Couple of points here, doing my csi... the likely cause is leaching of plastercisers out of some of the older cables, the majority in your picks is second hand contact (transfer) probably caused by other sparkies getting it all over their hands like yourself too, for the plastecisers to leach out their has to be a chemical reaction and may have taken decades this could all come down to the original installers greases the wires to drag them in or as mentioned before the tar issue is a likely cause too, if they were dragged through tar (even set tar) they will have black streaks rubbed onto them, tar reacts with the pvc causing leaching of the plasticisers which in turn liquifies the tar to a sticky goo.
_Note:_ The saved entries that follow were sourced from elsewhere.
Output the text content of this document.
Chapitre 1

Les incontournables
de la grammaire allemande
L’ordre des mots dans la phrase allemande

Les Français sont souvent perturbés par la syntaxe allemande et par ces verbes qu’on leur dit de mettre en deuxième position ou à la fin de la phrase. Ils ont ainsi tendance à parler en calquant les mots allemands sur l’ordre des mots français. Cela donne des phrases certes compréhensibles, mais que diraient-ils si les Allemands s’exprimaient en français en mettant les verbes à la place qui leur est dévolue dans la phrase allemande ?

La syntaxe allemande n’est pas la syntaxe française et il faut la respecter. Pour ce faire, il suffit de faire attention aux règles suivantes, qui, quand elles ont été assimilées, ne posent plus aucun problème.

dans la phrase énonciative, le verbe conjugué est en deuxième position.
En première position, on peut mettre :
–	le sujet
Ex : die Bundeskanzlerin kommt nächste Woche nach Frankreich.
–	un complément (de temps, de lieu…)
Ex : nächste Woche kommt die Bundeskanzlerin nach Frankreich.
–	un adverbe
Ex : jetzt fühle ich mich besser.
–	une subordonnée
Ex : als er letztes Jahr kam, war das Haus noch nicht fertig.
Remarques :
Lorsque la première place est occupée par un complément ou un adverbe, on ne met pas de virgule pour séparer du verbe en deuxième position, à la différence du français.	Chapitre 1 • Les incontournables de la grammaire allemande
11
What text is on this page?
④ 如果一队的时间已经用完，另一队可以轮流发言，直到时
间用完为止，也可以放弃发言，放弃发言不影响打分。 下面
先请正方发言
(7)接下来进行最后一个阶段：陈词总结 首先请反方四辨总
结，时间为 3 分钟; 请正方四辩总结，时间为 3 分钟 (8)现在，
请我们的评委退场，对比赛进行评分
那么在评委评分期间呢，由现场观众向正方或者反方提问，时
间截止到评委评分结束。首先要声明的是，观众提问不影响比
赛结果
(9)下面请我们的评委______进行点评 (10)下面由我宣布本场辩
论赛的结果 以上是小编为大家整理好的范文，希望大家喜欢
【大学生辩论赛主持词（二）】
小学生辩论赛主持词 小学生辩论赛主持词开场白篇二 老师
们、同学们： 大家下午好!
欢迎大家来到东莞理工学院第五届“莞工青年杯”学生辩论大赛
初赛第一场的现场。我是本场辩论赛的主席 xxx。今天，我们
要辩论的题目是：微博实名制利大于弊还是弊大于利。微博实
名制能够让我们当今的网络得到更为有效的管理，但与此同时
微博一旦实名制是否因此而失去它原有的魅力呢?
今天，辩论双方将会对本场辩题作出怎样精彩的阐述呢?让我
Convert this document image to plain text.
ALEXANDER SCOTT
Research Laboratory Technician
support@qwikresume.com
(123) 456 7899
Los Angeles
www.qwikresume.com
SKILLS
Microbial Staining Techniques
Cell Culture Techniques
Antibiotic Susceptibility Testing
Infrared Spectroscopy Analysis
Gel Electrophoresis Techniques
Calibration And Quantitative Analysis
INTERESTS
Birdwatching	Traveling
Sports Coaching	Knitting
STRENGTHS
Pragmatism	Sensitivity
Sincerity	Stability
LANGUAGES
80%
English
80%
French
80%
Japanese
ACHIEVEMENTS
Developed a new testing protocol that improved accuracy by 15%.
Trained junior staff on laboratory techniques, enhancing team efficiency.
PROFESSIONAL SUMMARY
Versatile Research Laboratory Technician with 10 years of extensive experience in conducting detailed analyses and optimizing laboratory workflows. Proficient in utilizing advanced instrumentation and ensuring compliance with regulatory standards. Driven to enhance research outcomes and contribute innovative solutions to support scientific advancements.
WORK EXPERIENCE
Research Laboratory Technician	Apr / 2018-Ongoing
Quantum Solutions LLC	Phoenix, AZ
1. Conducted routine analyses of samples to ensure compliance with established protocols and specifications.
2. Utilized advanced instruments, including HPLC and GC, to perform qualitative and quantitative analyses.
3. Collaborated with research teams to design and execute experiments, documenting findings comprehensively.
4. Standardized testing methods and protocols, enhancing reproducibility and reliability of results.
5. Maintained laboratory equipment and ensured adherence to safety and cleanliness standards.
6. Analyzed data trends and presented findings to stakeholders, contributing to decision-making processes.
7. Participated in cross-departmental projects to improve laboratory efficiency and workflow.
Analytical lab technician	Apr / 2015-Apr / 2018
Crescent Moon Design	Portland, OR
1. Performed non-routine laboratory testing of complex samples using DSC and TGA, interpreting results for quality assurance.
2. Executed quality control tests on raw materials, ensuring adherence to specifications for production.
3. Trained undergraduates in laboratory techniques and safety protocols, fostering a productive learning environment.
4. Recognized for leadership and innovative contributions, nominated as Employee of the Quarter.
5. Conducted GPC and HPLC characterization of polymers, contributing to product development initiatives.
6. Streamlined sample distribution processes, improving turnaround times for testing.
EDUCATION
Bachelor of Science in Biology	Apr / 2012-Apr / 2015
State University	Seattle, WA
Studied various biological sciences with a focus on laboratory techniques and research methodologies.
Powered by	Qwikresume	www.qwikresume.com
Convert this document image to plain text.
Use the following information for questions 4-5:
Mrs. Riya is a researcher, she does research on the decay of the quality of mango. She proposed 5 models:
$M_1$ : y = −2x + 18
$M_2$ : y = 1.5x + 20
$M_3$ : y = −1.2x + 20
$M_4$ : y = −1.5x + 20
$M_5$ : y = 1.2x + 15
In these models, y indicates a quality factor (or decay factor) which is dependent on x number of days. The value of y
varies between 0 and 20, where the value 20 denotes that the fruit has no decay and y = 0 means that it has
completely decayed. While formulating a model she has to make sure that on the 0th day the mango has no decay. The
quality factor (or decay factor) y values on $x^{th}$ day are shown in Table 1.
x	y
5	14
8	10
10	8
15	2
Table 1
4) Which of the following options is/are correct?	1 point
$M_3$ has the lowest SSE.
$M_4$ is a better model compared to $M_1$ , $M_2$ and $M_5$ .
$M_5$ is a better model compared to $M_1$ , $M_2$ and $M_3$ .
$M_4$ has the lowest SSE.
The issue is that when the plastisicers leach the cable insulation can change it properties for the worse, ive seen insulation showing 230v to earth before where leaching occured.
 
Or the obvious one is the previous sparky left his bag of liquorish allsorts on top of the dist board,....... give it a lick :wink_smile:
 
cheers Darkwood. most of the goo was tacky, but some had set a bit and when i picked it off, the insulation came off too. i originally thought that it was some sort of plasticiser migration, i saw a similar thing at a theatre i tested last year, except it was green goo...the dreaded migration of the plasticiser di-isoctyl pthlene.
 
Its always hard to pinpoint without knowing the full history but i do recall seeing old pvc cables run over tar in a cellar and it layed in a line of sticky wet tar where the rest was solid, its seems that both react to each other and yes its a 'bitumen' to get off your hands (see what i did there! lol).... , but im on the understanding modern cables dont suffer like the old stuff but are prone under the right conditions.
 
Darkwood


Worry ye not. Meant to be sarcastic!....

A emoticon of destruction would have been nice on this one as it can come across as advice to those who dont know its conductive, flamable and eats many types of plastic even i had to check your post was siding with humour.... ive seen an apprentice turn a motor into a ball of fire before with WD40! :willy_nilly:
 
With you mentioning it was a school is the cabling ran in conduit?

Once had a job where there was a greeny black goo on the conductors just like that in your photo, turned out it was a lubricant they used years back to pull cables through the conduit easier
 
I remember a job we did. Before the galv conduit was buried in concrete we poured bitumen over all conduit and trunking system. Now if there was conduit set in the flat roof some of the tar may have seeped into a part of it and when the cables were pulled through at a later stage had picked it up. rather than cleaning it up the installation sparks just left it as is.
 
I think it's Anti-climb paint, formaly known as Vandal grease. One of my mates is a school janitor and he's always covered in it. I bet the jani was poking around in the DB with his paint brush
 
Thanks for all your replies. After a bit of searching today i found the culprit. as most of you said, it was.....wait for it........Bitumen.
i got into the roof space and found it had dripped down walls and was all over the place.
 
A emoticon of destruction would have been nice on this one as it can come across as advice to those who dont know its conductive, flamable and eats many types of plastic even i had to check your post was siding with humour.... ive seen an apprentice turn a motor into a ball of fire before with WD40! :willy_nilly:

You know what, you're right, sorry should have made sure blindingly obvious!